Die Botschaft aus Berlin war an Deutlichkeit nicht zu überbieten. Bundesverkehrsminister Alexander Dobrindt (CSU) teilte seinem Stuttgarter Amtskollegen Winfried Hermann (Grüne) lapidar mit, dass aus dem schon seit 2003 im Bundesverkehrswegeplan stehenden Vorhaben Südbahn wieder einmal nichts werde: "Die nach der derzeitigen Haushaltsplanung für Neu- und Ausbauvorhaben des Bedarfsplans mittelfristig zur Verfügung stehenden Bundesmittel erlauben eine Finanzierungsvereinbarung für dieses Vorhaben im laufenden Jahr nicht." Für Hermann heißt das, dass der Ausbau der Südbahn damit auf den Sankt-Nimmerleins-Tag verschoben ist, und das, obwohl das Land dafür bereits 90 Millionen Euro im Haushalt stehen hat.

Tatsächlich hat das Land gemeinsam mit den Regionalverbänden Bodensee-Oberschwaben sowie Donau-Iller in den vergangenen Jahren in die Planung schon Millionenbeträge investiert.
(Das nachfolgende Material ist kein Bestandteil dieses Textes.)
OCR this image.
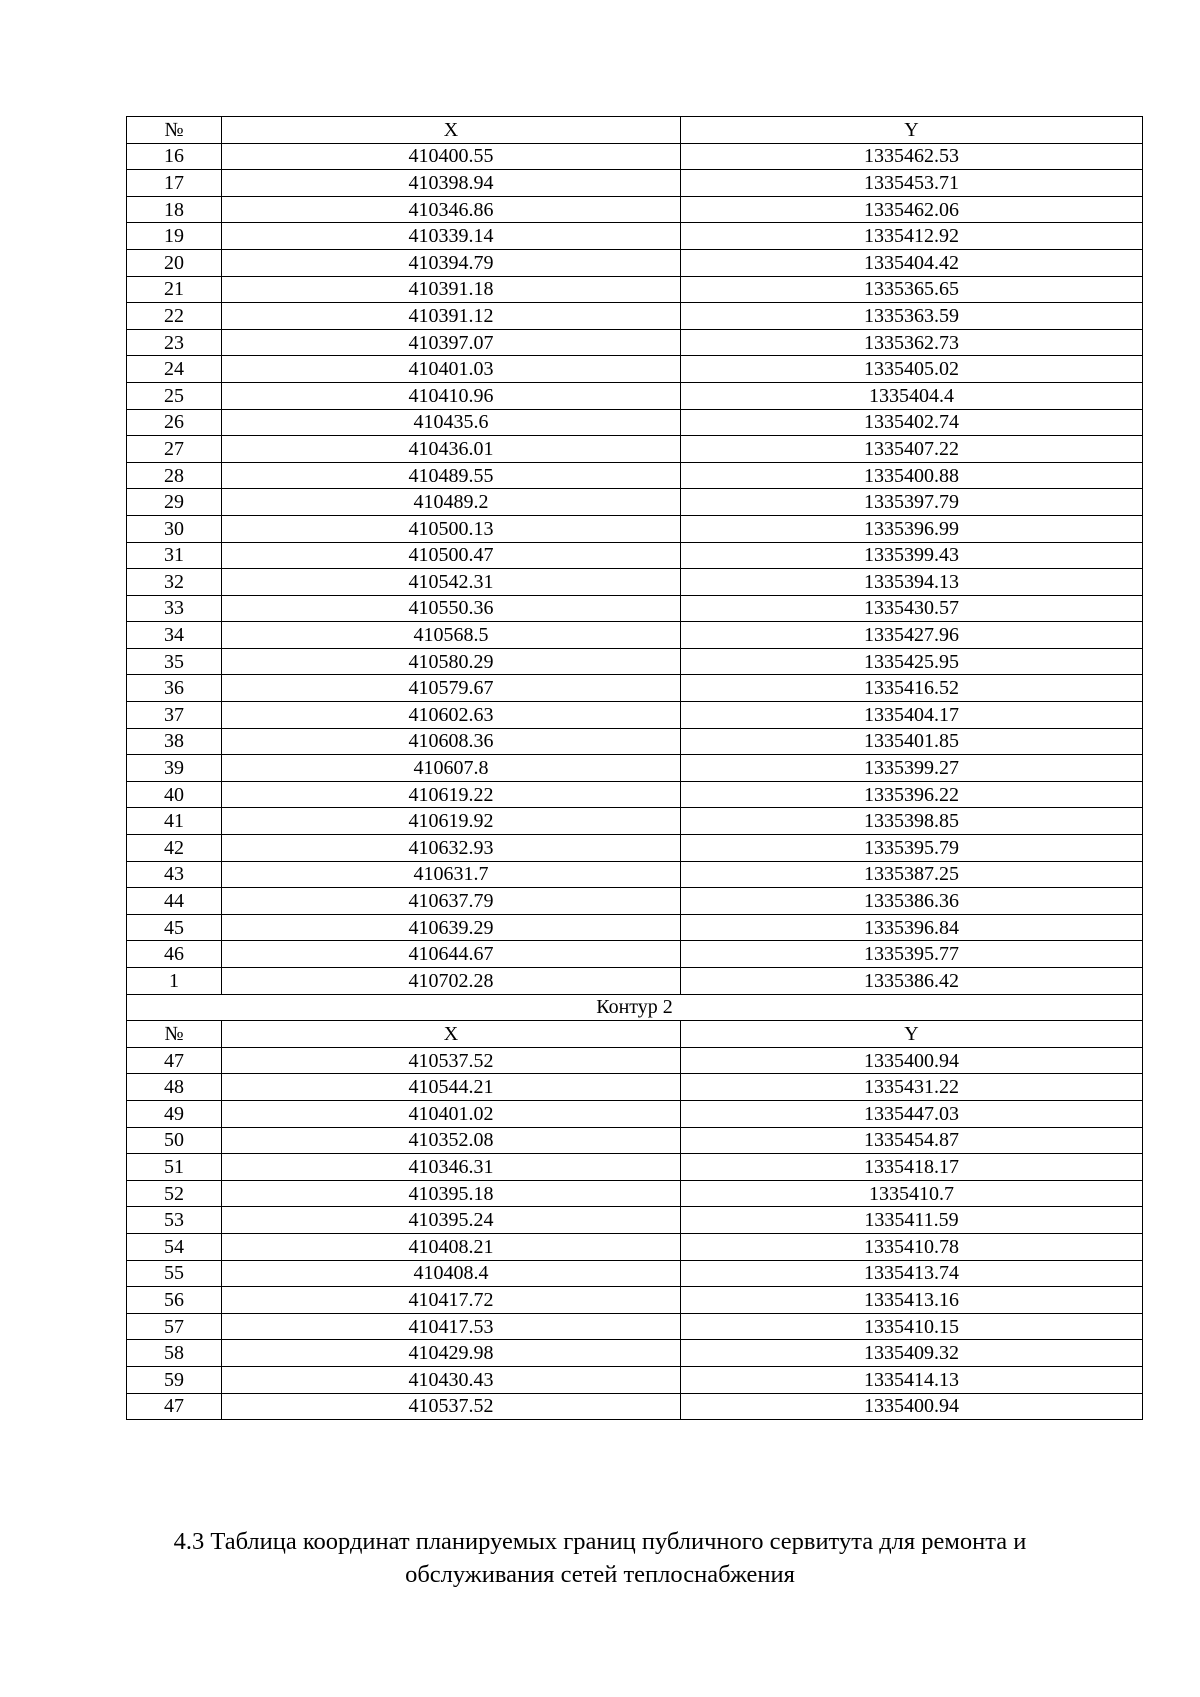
№	X	Y
16	410400.55	1335462.53
17	410398.94	1335453.71
18	410346.86	1335462.06
19	410339.14	1335412.92
20	410394.79	1335404.42
21	410391.18	1335365.65
22	410391.12	1335363.59
23	410397.07	1335362.73
24	410401.03	1335405.02
25	410410.96	1335404.4
26	410435.6	1335402.74
27	410436.01	1335407.22
28	410489.55	1335400.88
29	410489.2	1335397.79
30	410500.13	1335396.99
31	410500.47	1335399.43
32	410542.31	1335394.13
33	410550.36	1335430.57
34	410568.5	1335427.96
35	410580.29	1335425.95
36	410579.67	1335416.52
37	410602.63	1335404.17
38	410608.36	1335401.85
39	410607.8	1335399.27
40	410619.22	1335396.22
41	410619.92	1335398.85
42	410632.93	1335395.79
43	410631.7	1335387.25
44	410637.79	1335386.36
45	410639.29	1335396.84
46	410644.67	1335395.77
1	410702.28	1335386.42
Контур 2		
№	X	Y
47	410537.52	1335400.94
48	410544.21	1335431.22
49	410401.02	1335447.03
50	410352.08	1335454.87
51	410346.31	1335418.17
52	410395.18	1335410.7
53	410395.24	1335411.59
54	410408.21	1335410.78
55	410408.4	1335413.74
56	410417.72	1335413.16
57	410417.53	1335410.15
58	410429.98	1335409.32
59	410430.43	1335414.13
47	410537.52	1335400.94
4.3 Таблица координат планируемых границ публичного сервитута для ремонта и
обслуживания сетей теплоснабжения
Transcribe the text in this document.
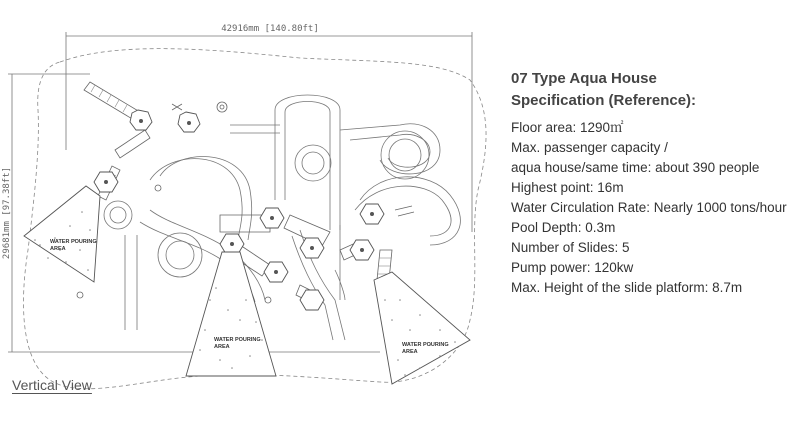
42916mm [140.80ft]
29681mm [97.38ft]	WATER POURING
AREA
WATER POURING
AREA	WATER POURING
AREA
Vertical View
07 Type Aqua House
Specification (Reference):
Floor area: 1290㎡
Max. passenger capacity /
aqua house/same time: about 390 people
Highest point: 16m
Water Circulation Rate: Nearly 1000 tons/hour
Pool Depth: 0.3m
Number of Slides: 5
Pump power: 120kw
Max. Height of the slide platform: 8.7m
Dies alles im Glauben, dass nach den kurz vor dem Abschluss stehenden Planfeststellungsverfahren für den baden-württembergischen Teil des Vorhabens sofort eine Finanzierungsvereinbarung mit dem Bund getroffen werden könne. Doch "all dies scheint dem Bundesverkehrsminister nun ebenso wenig wert zu sein wie die Versprechungen gegenüber eigenen politischen Freunden und der Bevölkerung in Oberschwaben und am Bodensee", schimpft Hermann.

Der S-21-Freund Rivoir spricht jetzt von einem politischen Skandal

Dort sind sie auf fruchtbaren Boden gefallen. Politik, Bahn, Wirtschaft hatten den Oberschwaben versichert, wenn S 21 komme, komme auch die schnelle Südbahn. Rechtzeitig vor der Volksabstimmung im November 2011 war Bahnchef Rüdiger Grube nach Biberach gereist, um grünes Licht zu geben, die schwarzen Bürgermeister und Landräte trommelten nach Kräften, assistiert von roten Abgeordneten wie dem Ulmer Martin Rivoir, der jetzt von einem "echten politischen Skandal" spricht. Dobrindt, so poltert er, habe "alle Aussagen der CDU-Granden" zur Makulatur gemacht.

Nun ist hinlänglich bekannt, dass man in Oberschwaben und am Bodensee leidensfähig ist, wenn es um den Ausbau der Infrastruktur geht. Weil der Bau einer Autobahn am See entlang vor Jahrzehnten beerdigt worden war, ist man dort schon froh, wenn mal wieder ein Stück einer Ortsumgehung der Bundesstraße 31 fertig gestellt oder – wie kürzlich zwischen Friedrichshafen und Immenstaad – neu begonnen wird. Der vormalige Landrat von Wangen im Allgäu, Walter Münch, hat schon Ende der 1960er-Jahre in einer Streitschrift mit dem Titel "Steinbeis kam nur bis Ravensburg" beklagt, dass die allermeisten Mittel der Infrastruktur- und Gewerbeförderung in den Ballungsräumen vergraben werden und für das flache Land nur noch Brosamen übrig blieben.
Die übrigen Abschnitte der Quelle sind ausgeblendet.